In «Superman Returns» (2006) gewann die Journalistin Lois Lane, Supermans Geliebte, den Pulitzer-Preis mit einem Essay zum Thema, warum die Welt Superman nicht brauche. Im selben Film fragt der Chefredaktor des «Daily Planet», der Zeitung, für die Lane und Clark Kent, die Zivilvariante Supermans, arbeiten, ob Superman an «Wahrheit, Gerechtigkeit und den ganzen Kram» überhaupt noch glaube.
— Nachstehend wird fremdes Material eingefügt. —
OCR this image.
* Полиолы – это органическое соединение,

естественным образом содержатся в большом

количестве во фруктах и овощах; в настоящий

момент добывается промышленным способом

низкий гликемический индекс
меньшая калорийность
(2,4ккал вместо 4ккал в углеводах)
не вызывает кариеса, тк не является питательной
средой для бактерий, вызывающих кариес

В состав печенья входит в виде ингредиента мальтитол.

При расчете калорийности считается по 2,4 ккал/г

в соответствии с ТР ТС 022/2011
Und in «Man of Steel» (2013) erklärt derselbe Chefredaktor seiner Reporterin, dass die Leute einen Superman niemals akzeptieren und schon gar nicht mit ihm zusammenleben würden.
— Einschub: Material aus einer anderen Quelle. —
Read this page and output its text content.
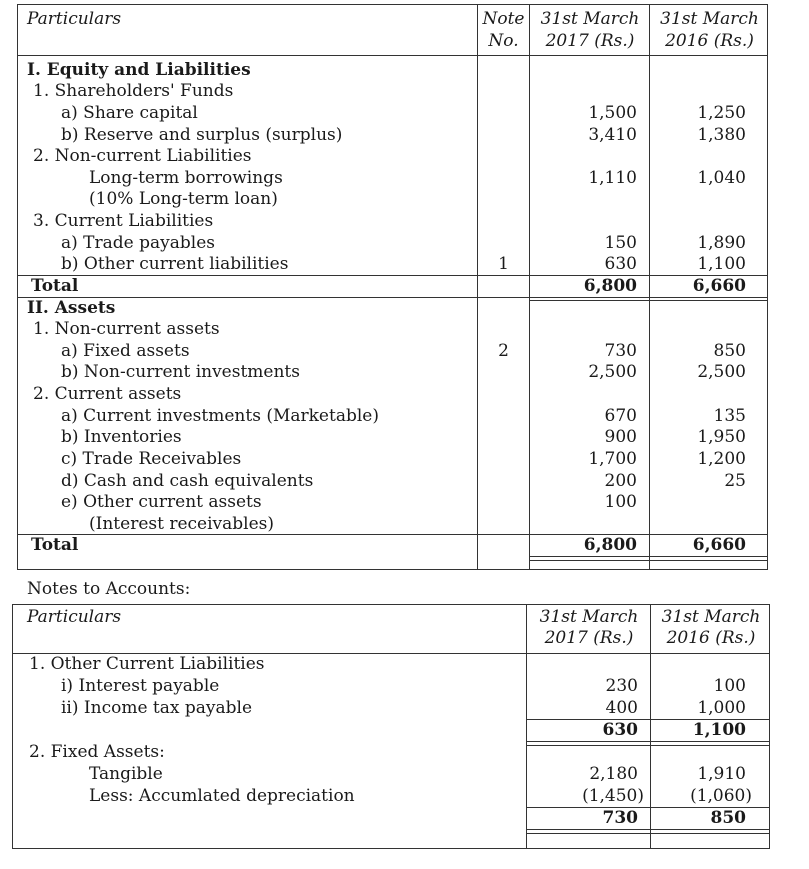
Particulars	Note
No.
31st March
2017 (Rs.)
31st March
2016 (Rs.)
I. Equity and Liabilities
1. Shareholders' Funds
a) Share capital
b) Reserve and surplus (surplus)
2. Non-current Liabilities
Long-term borrowings
(10% Long-term loan)
3. Current Liabilities
a) Trade payables
b) Other current liabilities
Total
II. Assets
1. Non-current assets
a) Fixed assets
b) Non-current investments
2. Current assets
a) Current investments (Marketable)
b) Inventories
c) Trade Receivables
d) Cash and cash equivalents
e) Other current assets
(Interest receivables)
Total
1
2
1,500
3,410
1,110
150
630
6,800
730
2,500
670
900
1,700
200
100
6,800
1,250
1,380
1,040
1,890
1,100
6,660
850
2,500
135
1,950
1,200
25
6,660
Notes to Accounts:
Particulars	31st March
2017 (Rs.)
31st March
2016 (Rs.)
1. Other Current Liabilities
i) Interest payable
ii) Income tax payable
2. Fixed Assets:
Tangible
Less: Accumlated depreciation
230
400
630
2,180
(1,450)
730
100
1,000
1,100
1,910
(1,060)
850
Supermans Problem, sehr mächtig, sehr patriotisch und sehr gutgläubig zu sein, war schon im ersten Superman-Film von 1978 angelegt. Da sagt Lois Lane, wenn Superman wirklich an Wahrheit, Gerechtigkeit und den «American way» glaube, müsste er am Ende jeden Regierungsbeamten des Landes bekämpfen. Und mit Blick auf die Weltlage war die Sache nicht leichter: Superman ist supermächtig? Warum befriedet er dann nicht eine Krisenregion wie den Sudan? In der Serie «Superman & Lois» (2024) kam diese Frage auf, und man dachte: Tja, warum eigentlich nicht?
Ein Super-Struppi
James Gunn, der Regisseur der smarten, zwischen Comedy und Tragödie schillernden Superheldensaga «Guardians of the Galaxy», löst das Problem jetzt mit einer krachenden Mischung aus Humor, Schauwerten und Gesinnungsarbeit. Dieser Superman kämpft mithilfe seines Superhundes Krypto (Struppi auf Amphetamin) an den zwei entscheidenden Fronten: zu Hause gegen Big Tech und deren Hang zum Machtmissbrauch, auf internationaler Ebene gegen einen Schurkenstaat, der das Nachbarland überfällt und es sich aus scheinheiligen Gründen einverleiben will. Wer jetzt Russland und Amazon/Meta/Apple sagt, liegt richtig.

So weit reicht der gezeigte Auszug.